UBS projects that the Monetary Authority of Singapore will maintain its current policy stance at the July policy meeting, but the bank anticipates a shift toward tighter settings in October as inflationary pressure is likely to build in the coming months. That outlook underpins the bank's tactical guidance for currency positioning in the Singapore dollar space.

The bank has left its USD/SGD forecasts intact: 1.26 by end-September, 1.25 by end-December, 1.25 by end-March 2027, and 1.24 by end-June 2027. Those forecasts indicate UBS expects modest appreciation of the Singapore dollar against the U.S. dollar over the medium term according to its schedule of quarterly checkpoints.

On U.S. monetary policy, UBS expects the U.S. dollar's current strength to wane over the medium term and judges that the Federal Reserve is unlikely to raise rates. That view contrasts with market pricing that currently implies 45 basis points of additional Fed rate hikes by June 2027, according to UBS's assessment of prevailing market expectations.

For investors with portfolios denominated in Singapore dollars, UBS recommends a specific trade: sell downside risk in the AUD/SGD when the cross falls below 0.885. The bank frames this move as a means of picking up yield, driven by relatively low domestic interest rates across the region that make carry-enhancing strategies more attractive for SGD-based allocations.

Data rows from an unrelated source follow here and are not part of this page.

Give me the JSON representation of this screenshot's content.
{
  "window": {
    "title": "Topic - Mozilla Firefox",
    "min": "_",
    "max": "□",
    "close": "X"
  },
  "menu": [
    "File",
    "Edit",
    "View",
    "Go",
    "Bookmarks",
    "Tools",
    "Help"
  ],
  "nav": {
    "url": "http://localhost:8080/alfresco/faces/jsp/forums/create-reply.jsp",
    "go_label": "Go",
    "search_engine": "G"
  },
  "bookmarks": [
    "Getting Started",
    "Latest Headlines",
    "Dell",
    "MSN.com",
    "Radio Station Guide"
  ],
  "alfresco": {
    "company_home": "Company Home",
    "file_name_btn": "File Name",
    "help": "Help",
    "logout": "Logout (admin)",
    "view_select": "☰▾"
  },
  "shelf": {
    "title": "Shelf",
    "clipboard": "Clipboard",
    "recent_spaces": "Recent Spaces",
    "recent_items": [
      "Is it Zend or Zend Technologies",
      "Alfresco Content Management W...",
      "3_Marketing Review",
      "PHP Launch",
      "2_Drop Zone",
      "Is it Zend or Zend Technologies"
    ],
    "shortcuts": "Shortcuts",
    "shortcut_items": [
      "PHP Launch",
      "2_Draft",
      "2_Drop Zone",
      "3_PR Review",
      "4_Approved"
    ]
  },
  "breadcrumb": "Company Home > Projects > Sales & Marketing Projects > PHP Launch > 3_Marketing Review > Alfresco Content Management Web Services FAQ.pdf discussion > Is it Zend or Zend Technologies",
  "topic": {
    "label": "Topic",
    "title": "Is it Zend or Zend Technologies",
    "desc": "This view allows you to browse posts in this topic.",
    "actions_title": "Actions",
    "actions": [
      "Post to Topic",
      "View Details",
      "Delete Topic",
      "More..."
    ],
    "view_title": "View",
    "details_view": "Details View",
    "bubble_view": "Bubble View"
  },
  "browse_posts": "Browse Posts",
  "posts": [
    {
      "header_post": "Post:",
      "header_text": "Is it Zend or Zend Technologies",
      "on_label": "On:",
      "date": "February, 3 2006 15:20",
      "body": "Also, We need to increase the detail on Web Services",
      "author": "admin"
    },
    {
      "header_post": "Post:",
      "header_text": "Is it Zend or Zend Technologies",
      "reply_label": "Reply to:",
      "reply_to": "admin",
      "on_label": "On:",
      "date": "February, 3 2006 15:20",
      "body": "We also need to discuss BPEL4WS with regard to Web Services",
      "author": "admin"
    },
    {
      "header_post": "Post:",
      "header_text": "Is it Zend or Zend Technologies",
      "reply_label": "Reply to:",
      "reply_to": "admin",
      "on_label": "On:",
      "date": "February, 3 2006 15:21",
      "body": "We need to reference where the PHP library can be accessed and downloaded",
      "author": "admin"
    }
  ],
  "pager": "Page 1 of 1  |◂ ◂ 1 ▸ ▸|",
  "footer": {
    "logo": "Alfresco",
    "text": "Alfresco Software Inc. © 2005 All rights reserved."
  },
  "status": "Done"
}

UBS's guidance therefore combines a near-term pause from the MAS with a later tightening call, steady USD/SGD trajectory assumptions, and concrete tactical advice for currency portfolio managers seeking incremental yield in a low-rate regional environment.


Contextual notes

  • The MAS is expected to hold policy in July and consider tightening in October if inflation trends materialize as UBS expects.
  • UBS's USD/SGD path remains at 1.26 at end-September and declines to 1.24 by end-June 2027 in its forecast schedule.
  • The bank's recommended AUD/SGD trade targets levels below 0.885 as an entry to sell downside risk for yield pickup.

Risks

  • The timing and magnitude of inflation pickup are uncertain - this could affect the MAS policy path and currency levels; impacts sectors sensitive to rates such as banking and fixed income.
  • Differing market expectations for U.S. monetary policy - markets are pricing further Fed hikes while UBS expects no additional hikes, creating potential volatility in USD/SGD and affecting currency-sensitive assets.
  • Execution risk in tactical AUD/SGD trades - selling downside risk below a specified level may not deliver anticipated yield pickup if regional rate dynamics change, impacting yield-dependent portfolios.